When choosing an access control system, there are key points that need to be considered before you make your final decision. Cost is of course, a major consideration along with the type of security you need and who will be using the system to gain access.
Access control systems very a great deal in their complexity and ease of use. Some involve nothing more than entering a security code on the keypad while others use biometrics to gain access. Allowing your employees or the members of your household to gain access without inadvertently arming the system should be part of the decision-making process. A system that requires too many steps or confusion on the part of the person trying to gain access often results in false alarms or the inability to enter the building. A system that is intuitive and easy-to-use is probably your best bet.
When deciding on the type of access control system that you might need, the size of the premises will come into play. In businesses there are many locations with different levels of access to consider when designing an access control system. Mapping out who should have access to what portions of the business will help determine how many zones and how complex of a system you need. Typically, there are specific areas that require higher security levels with tighter access control. Data centers, safes, or other locations that house sensitive documents or information should have restricted entry for most people. This ensures that sensitive information is not accessed by those not authorized to do so.
Having different levels of access is usually determined and controlled by entries in a centralized database. Access to this database should be limited to only those personnel who would act as administrators for the system. Minimizing access to the database provides tighter security for the entire system. Since the database is integral to the control of the system, administrative functionality should only be granted to a select few.
Most security systems for home use involve the use of the keypad. Although economical, these types of systems are generally not recommended for businesses or organizations with a large number of people needing access. This is because the code required is often shared amongst employees or written down and left in obvious places. With a larger number of people knowing the access code it becomes more difficult to maintain security when employees leave the organization. Bio readers and card readers are a more viable solution for those businesses with a large number of employees.
Biometrics or bio readers use fingerprints, iris scans, or some other physical identification that is unique to each individual. They are very difficult to reproduce and when an associate leaves the organization they are simply removed from the system. Since no other employee has the same physical identity, there is no worry of access being shared with others.
Another option for business owners is a card reader. Each employee is given their own badge which either can be slid through the reader or waived over a proximity reader. The proximity reader does not require as much contact as the regular slide reader. The slide reader works in much the same way that you would swipe a credit card when making a purchase. Using a centralized database, each zone or reader allows access to specific users depending on database entries. Typically, these badges have the employee’s picture on the badge. This is useful for security personnel in identifying employees by matching the employee to the picture on the badge.

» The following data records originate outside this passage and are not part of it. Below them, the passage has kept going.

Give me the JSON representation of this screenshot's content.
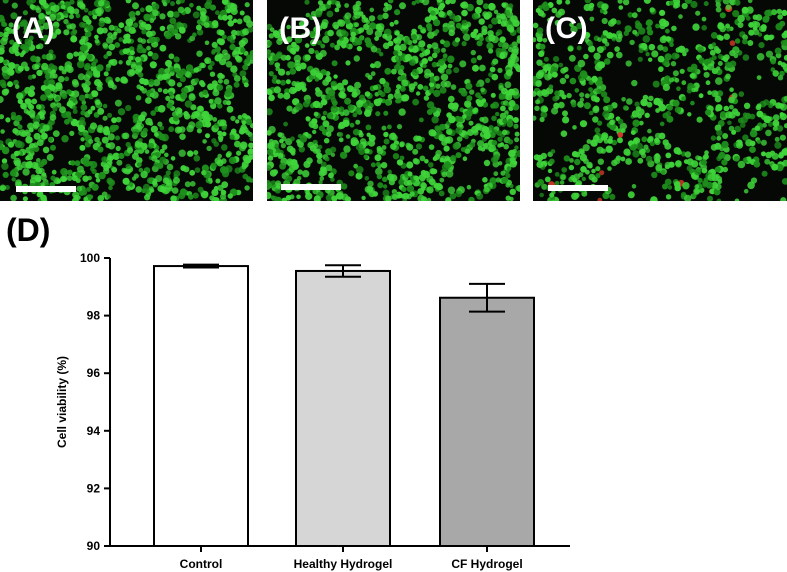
{
  "panels": [
    {
      "label": "(A)",
      "density": 1.0,
      "red_cells": 0.0
    },
    {
      "label": "(B)",
      "density": 0.95,
      "red_cells": 0.0
    },
    {
      "label": "(C)",
      "density": 0.75,
      "red_cells": 0.01
    }
  ],
  "chart_label": "(D)",
  "colors": {
    "cell_green": "#3fd43a",
    "cell_green_dark": "#1e8f1c",
    "cell_red": "#d23a2a",
    "background_dark": "#050805",
    "bar_control": "#ffffff",
    "bar_healthy": "#d6d6d6",
    "bar_cf": "#a8a8a8"
  },
  "chart_data": {
    "type": "bar",
    "categories": [
      "Control",
      "Healthy Hydrogel",
      "CF Hydrogel"
    ],
    "values": [
      99.72,
      99.55,
      98.62
    ],
    "errors": [
      0.05,
      0.2,
      0.48
    ],
    "title": "",
    "xlabel": "",
    "ylabel": "Cell viability (%)",
    "ylim": [
      90,
      100
    ],
    "yticks": [
      "90",
      "92",
      "94",
      "96",
      "98",
      "100"
    ],
    "grid": false
  }
}
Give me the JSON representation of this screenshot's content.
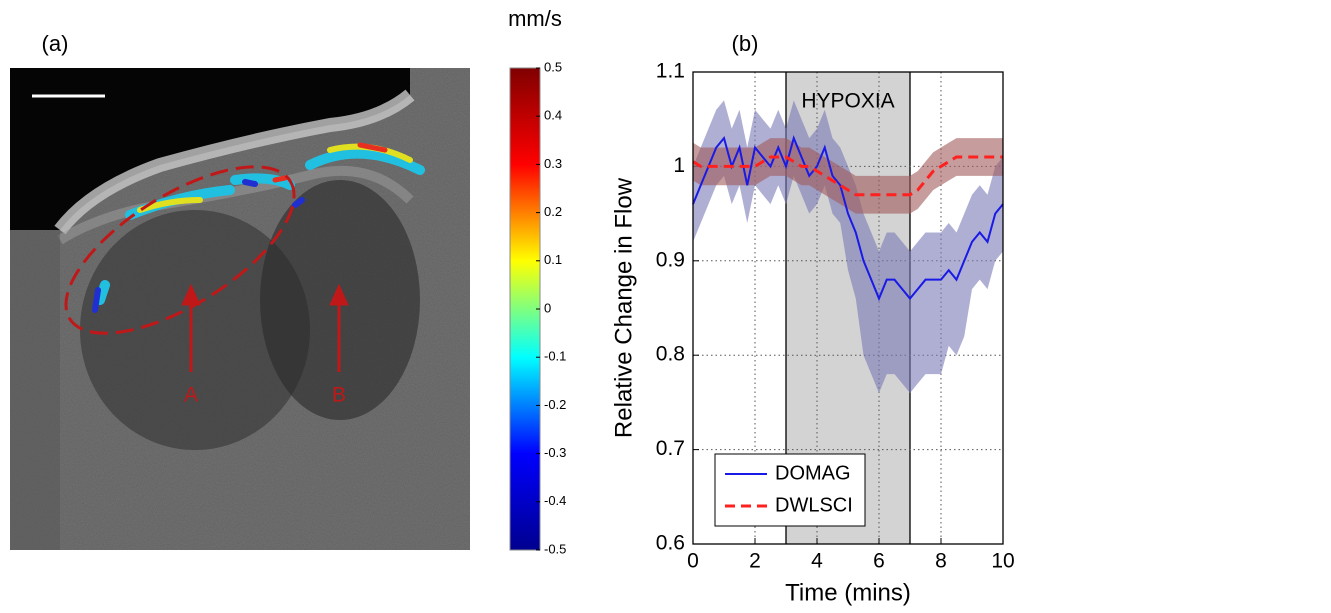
{
  "chart_data": [
    {
      "type": "image",
      "panel_label": "(a)",
      "annotations": [
        "A",
        "B"
      ],
      "colorbar": {
        "label": "mm/s",
        "lim": [
          -0.5,
          0.5
        ],
        "ticks": [
          0.5,
          0.4,
          0.3,
          0.2,
          0.1,
          0,
          -0.1,
          -0.2,
          -0.3,
          -0.4,
          -0.5
        ],
        "colors": [
          "#00008f",
          "#0000ff",
          "#00ffff",
          "#ffff00",
          "#ff0000",
          "#800000"
        ]
      }
    },
    {
      "type": "line",
      "panel_label": "(b)",
      "xlabel": "Time (mins)",
      "ylabel": "Relative Change in Flow",
      "xlim": [
        0,
        10
      ],
      "ylim": [
        0.6,
        1.1
      ],
      "xticks": [
        0,
        2,
        4,
        6,
        8,
        10
      ],
      "yticks": [
        0.6,
        0.7,
        0.8,
        0.9,
        1,
        1.1
      ],
      "grid": true,
      "legend": "lower left",
      "shaded_region": {
        "label": "HYPOXIA",
        "range": [
          3,
          7
        ],
        "color": "#d3d3d3"
      },
      "x": [
        0,
        0.25,
        0.5,
        0.75,
        1,
        1.25,
        1.5,
        1.75,
        2,
        2.25,
        2.5,
        2.75,
        3,
        3.25,
        3.5,
        3.75,
        4,
        4.25,
        4.5,
        4.75,
        5,
        5.25,
        5.5,
        5.75,
        6,
        6.25,
        6.5,
        6.75,
        7,
        7.25,
        7.5,
        7.75,
        8,
        8.25,
        8.5,
        8.75,
        9,
        9.25,
        9.5,
        9.75,
        10
      ],
      "series": [
        {
          "name": "DOMAG",
          "color": "#1a1ae6",
          "dash": false,
          "band_color": "#7a7ab8",
          "values": [
            0.96,
            0.98,
            1.0,
            1.02,
            1.03,
            1.0,
            1.02,
            0.98,
            1.02,
            1.01,
            1.0,
            1.02,
            1.0,
            1.03,
            1.01,
            0.99,
            1.0,
            1.02,
            0.99,
            0.98,
            0.95,
            0.93,
            0.9,
            0.88,
            0.86,
            0.88,
            0.88,
            0.87,
            0.86,
            0.87,
            0.88,
            0.88,
            0.88,
            0.89,
            0.88,
            0.9,
            0.92,
            0.93,
            0.92,
            0.95,
            0.96
          ],
          "lower": [
            0.92,
            0.94,
            0.96,
            0.98,
            0.99,
            0.96,
            0.98,
            0.94,
            0.98,
            0.97,
            0.96,
            0.98,
            0.96,
            0.99,
            0.97,
            0.95,
            0.96,
            0.98,
            0.95,
            0.94,
            0.89,
            0.86,
            0.8,
            0.78,
            0.76,
            0.78,
            0.78,
            0.77,
            0.76,
            0.77,
            0.78,
            0.78,
            0.78,
            0.81,
            0.8,
            0.82,
            0.87,
            0.88,
            0.87,
            0.9,
            0.91
          ],
          "upper": [
            1.0,
            1.02,
            1.04,
            1.06,
            1.07,
            1.04,
            1.06,
            1.02,
            1.06,
            1.05,
            1.04,
            1.06,
            1.04,
            1.07,
            1.05,
            1.03,
            1.04,
            1.06,
            1.03,
            1.02,
            1.0,
            0.98,
            0.95,
            0.93,
            0.91,
            0.93,
            0.93,
            0.92,
            0.91,
            0.92,
            0.93,
            0.93,
            0.93,
            0.94,
            0.93,
            0.95,
            0.97,
            0.98,
            0.97,
            1.0,
            1.01
          ]
        },
        {
          "name": "DWLSCI",
          "color": "#ff2020",
          "dash": true,
          "band_color": "#a05a5a",
          "values": [
            1.005,
            1.0,
            1.0,
            1.0,
            1.0,
            1.0,
            1.0,
            1.0,
            1.0,
            1.005,
            1.01,
            1.01,
            1.01,
            1.005,
            1.0,
            1.0,
            0.995,
            0.99,
            0.985,
            0.98,
            0.975,
            0.97,
            0.97,
            0.97,
            0.97,
            0.97,
            0.97,
            0.97,
            0.97,
            0.975,
            0.985,
            0.995,
            1.0,
            1.005,
            1.01,
            1.01,
            1.01,
            1.01,
            1.01,
            1.01,
            1.01
          ],
          "lower": [
            0.985,
            0.98,
            0.98,
            0.98,
            0.98,
            0.98,
            0.98,
            0.98,
            0.98,
            0.985,
            0.99,
            0.99,
            0.99,
            0.985,
            0.98,
            0.98,
            0.975,
            0.97,
            0.965,
            0.96,
            0.955,
            0.95,
            0.95,
            0.95,
            0.95,
            0.95,
            0.95,
            0.95,
            0.95,
            0.955,
            0.965,
            0.975,
            0.98,
            0.985,
            0.99,
            0.99,
            0.99,
            0.99,
            0.99,
            0.99,
            0.99
          ],
          "upper": [
            1.025,
            1.02,
            1.02,
            1.02,
            1.02,
            1.02,
            1.02,
            1.02,
            1.02,
            1.025,
            1.03,
            1.03,
            1.03,
            1.025,
            1.02,
            1.02,
            1.015,
            1.01,
            1.005,
            1.0,
            0.995,
            0.99,
            0.99,
            0.99,
            0.99,
            0.99,
            0.99,
            0.99,
            0.99,
            0.995,
            1.005,
            1.015,
            1.02,
            1.025,
            1.03,
            1.03,
            1.03,
            1.03,
            1.03,
            1.03,
            1.03
          ]
        }
      ]
    }
  ]
}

For smaller businesses, you could get away with the basic keypad that requires entry of a code for access to the building. This can be an economical and easy-to-use solution for those businesses that have a minimal number of employees. However, it’s always a good idea to change the code when an employee no longer works for the company. This same type of system is also useful for the home.
All access control systems work by releasing a locking mechanism when the badge is swiped, the bio reader recognizes the employee, or the proper code is entered. There are two types of locks that are typically used in access control systems. The first works with an electric strike that releases the lock when access is granted. This particular type of locking mechanism is usually cheaper and is suited for areas that do not require security verification upon exit.
Magnetic locks work best for areas that require security clearance for entering and exiting a secure area. This is done in many businesses where people are searched when leaving. This prevents someone from slipping through the exit with valuable items or sensitive data.
When shopping for an access control system, you need to consider the nature of your business and the sensitivity or value of the data and products that it contains. Understanding your security risks will largely determine the type of system you decide on and what is needed to implement it.